Advantages of AlSiC Composites Over Traditional Systems

CPS Technologies’ AlSiC composites offer several advantages over traditional materials. The high thermal conductivity of our composites facilitates efficient heat dissipation, it enables better thermal management, and it increases power density in power electronics systems.

Furthermore, the lightweight nature of AlSiC composites (combined with the inherent benefits of MMCs) ensures reduced system weight and improved overall energy efficiency.

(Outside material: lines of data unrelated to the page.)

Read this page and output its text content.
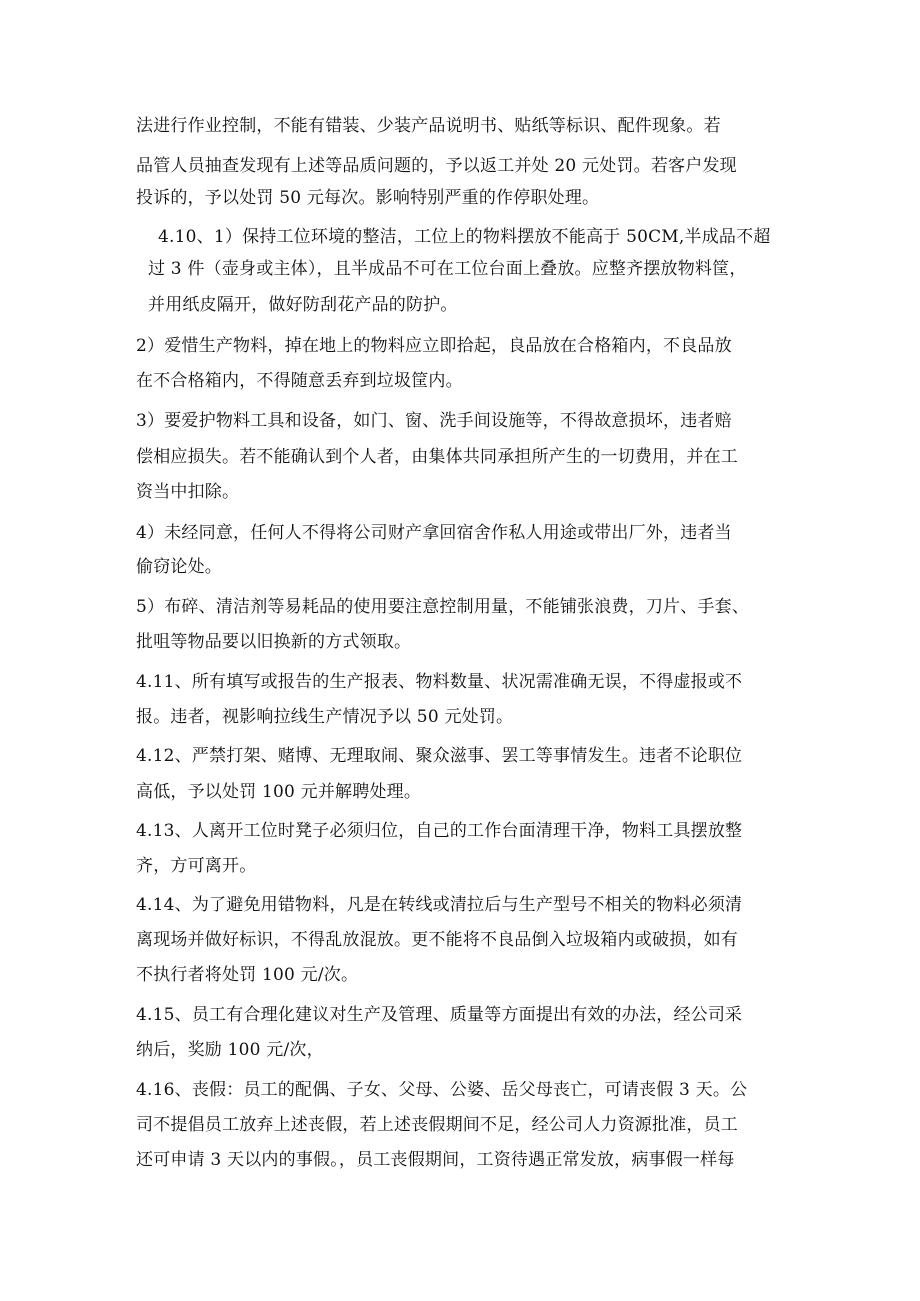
法进行作业控制，不能有错装、少装产品说明书、贴纸等标识、配件现象。若
品管人员抽查发现有上述等品质问题的，予以返工并处 20 元处罚。若客户发现
投诉的，予以处罚 50 元每次。影响特别严重的作停职处理。
4.10、1）保持工位环境的整洁，工位上的物料摆放不能高于 50CM,半成品不超
过 3 件（壶身或主体），且半成品不可在工位台面上叠放。应整齐摆放物料筐，
并用纸皮隔开，做好防刮花产品的防护。
2）爱惜生产物料，掉在地上的物料应立即拾起，良品放在合格箱内，不良品放
在不合格箱内，不得随意丢弃到垃圾筐内。
3）要爱护物料工具和设备，如门、窗、洗手间设施等，不得故意损坏，违者赔
偿相应损失。若不能确认到个人者，由集体共同承担所产生的一切费用，并在工
资当中扣除。
4）未经同意，任何人不得将公司财产拿回宿舍作私人用途或带出厂外，违者当
偷窃论处。
5）布碎、清洁剂等易耗品的使用要注意控制用量，不能铺张浪费，刀片、手套、
批咀等物品要以旧换新的方式领取。
4.11、所有填写或报告的生产报表、物料数量、状况需准确无误，不得虚报或不
报。违者，视影响拉线生产情况予以 50 元处罚。
4.12、严禁打架、赌博、无理取闹、聚众滋事、罢工等事情发生。违者不论职位
高低，予以处罚 100 元并解聘处理。
4.13、人离开工位时凳子必须归位，自己的工作台面清理干净，物料工具摆放整
齐，方可离开。
4.14、为了避免用错物料，凡是在转线或清拉后与生产型号不相关的物料必须清
离现场并做好标识，不得乱放混放。更不能将不良品倒入垃圾箱内或破损，如有
不执行者将处罚 100 元/次。
4.15、员工有合理化建议对生产及管理、质量等方面提出有效的办法，经公司采
纳后，奖励 100 元/次，
4.16、丧假：员工的配偶、子女、父母、公婆、岳父母丧亡，可请丧假 3 天。公
司不提倡员工放弃上述丧假，若上述丧假期间不足，经公司人力资源批准，员工
还可申请 3 天以内的事假。，员工丧假期间，工资待遇正常发放，病事假一样每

CPS AlSiC advantages also include:

• Superior thermal management – AlSiC composites possess excellent thermal conductivity, enabling efficient heat dissipation and thermal management in electronic devices, heat sinks, and power systems. This is crucial to prevent overheating and ensures the longevity and reliability of components.
• Reduced thermal expansion mismatch – AlSiC composites with low thermal expansion coefficients help alleviate the mismatch between different materials in composite structures. This enhancement is especially important in applications like electronic packaging and power electronics in which thermal expansion mismatches can lead to mechanical stresses and failures.

With these advantages, AlSiC composites:

• Lower thermally-induced stresses to improve reliability
• Allow direct device attachment for improved thermal dissipation
• Improve performance and reliability

Overcoming Challenges in Power Electronics with AlSiC Technology

CTE, Delamination, and High-Cycle Systems

CPS’s AlSiC Coefficient of Thermal Expansion is also highly compatible with electronic systems.

The low CTE of our AlSiC composites helps mitigate the mismatch between different materials in power electronics systems. This is crucial when high-temperature variation thermal cycling can lead to catastrophic mechanical stresses, structural deformations, and even failure of critical components.

Moreover, high-cycle systems prone to delamination—where a traditional copper base plate might experience delamination after 4,000 thermal cycles—see constant thermal dissipation without damage to the solder surface thanks to CPS’s AlSiC base plates.

“When you delaminate at the interface, you narrow the area for thermal dissipation,” says Occhionero. “It’s no longer connected, and the electronics and system exhibit thermal runaway. The electronics will run hotter and may be damaged, the assembly exhibits further delamination to the point where you have a failure of the entire system.”